Other than teaching… We wouldn't have laptops without maths. We wouldn't have a lot of systems and transportation. Trains would not be on time, and we wouldn't have a way to make sure trains don't collide since it's based on algorithms. It's one of the invisible qualities of maths. Behind the nitty-gritty things we learn in school that we think are boring, you then realize that without maths, you wouldn't have a lot of things that make our lives easier. Every time you take the MTR you're using maths, one way or another. Even using your octopus card, you're using maths.
 
When you're having a bad day, what do you do to make yourself feel better?
 
I'll eat a pizza. And sometimes I'll call my Mom to show me a WhatsApp video of my dog. I left my dog with my Mom. So, yeah. But pizza mostly.
 
What is the best piece of advice you've received?
 
Never assume that you'll know better than the next person.
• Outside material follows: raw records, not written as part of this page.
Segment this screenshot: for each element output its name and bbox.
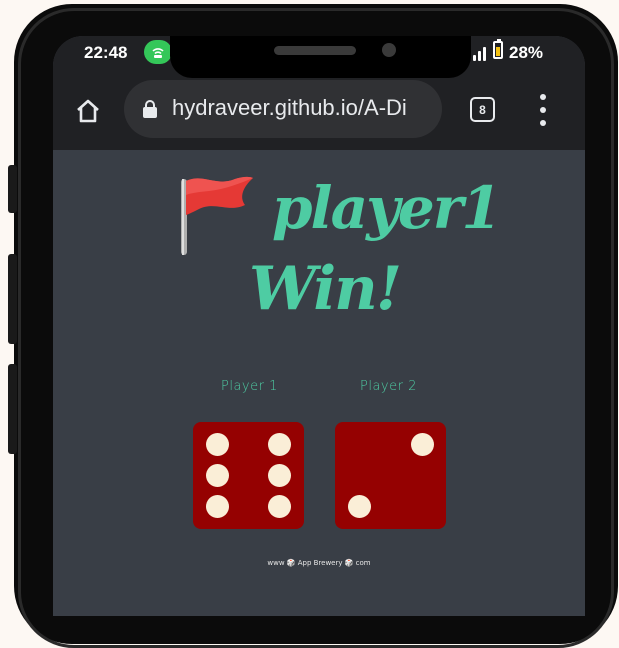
- speaker-grille: [274, 46, 356, 55]
- home-icon[interactable]: [71, 94, 105, 128]
- tabs-icon[interactable]: 8: [470, 97, 495, 122]
- red-flag-icon: [181, 176, 253, 255]
- url-text[interactable]: hydraveer.github.io/A-Di: [172, 95, 434, 121]
- dice-pip: [268, 433, 291, 456]
- dice-pip: [348, 495, 371, 518]
- more-vert-icon[interactable]: [535, 94, 551, 126]
- browser-top-bar: 22:48 28% hydraveer.github.io/A-Di 8: [53, 36, 585, 150]
- player1-label: Player 1: [221, 379, 278, 394]
- phone-volume-down-button: [8, 364, 17, 454]
- dice-pip: [206, 433, 229, 456]
- hotspot-icon: [144, 40, 172, 64]
- phone-side-button: [8, 165, 17, 213]
- phone-volume-up-button: [8, 254, 17, 344]
- camera-notch: [170, 36, 471, 78]
- dice-pip: [268, 495, 291, 518]
- footer-text: www 🎲 App Brewery 🎲 com: [267, 559, 371, 567]
- front-camera: [382, 43, 396, 57]
- signal-icon: [473, 44, 491, 61]
- dice-pip: [411, 433, 434, 456]
- battery-icon: [493, 39, 503, 59]
- dice-pip: [206, 495, 229, 518]
- winner-name: player1: [272, 174, 502, 242]
- address-bar[interactable]: hydraveer.github.io/A-Di: [124, 80, 442, 138]
- player2-label: Player 2: [360, 379, 417, 394]
- win-text: Win!: [249, 254, 402, 324]
- lock-icon[interactable]: [142, 99, 158, 119]
- player2-dice: [335, 422, 446, 529]
- phone-screen: 22:48 28% hydraveer.github.io/A-Di 8 pla…: [53, 36, 585, 616]
- dice-pip: [206, 464, 229, 487]
- status-time: 22:48: [84, 43, 128, 62]
- status-bar: 22:48 28%: [53, 36, 585, 78]
- player1-dice: [193, 422, 304, 529]
- battery-percent: 28%: [509, 43, 544, 62]
- dice-pip: [268, 464, 291, 487]
- tab-count: 8: [479, 102, 486, 117]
Especially as a teacher, I noticed that sometimes we assume that we know better than the students. But I often remember that piece of advice that tells me I shouldn't assume that I know better than the students. Sometimes, I've learned to teach better from the mistakes of my students because I didn't know that I could make that mistake. And now that I know I could make a certain mistake because I've seen it before, I'll teach in a way that prevents that certain mistake. So, the best piece of advice is to never assume you know better than the next person.
 
That's bold advice, and I think that's pretty cool. Well that’s it, thanks again for talking with us, Ms. Nostran!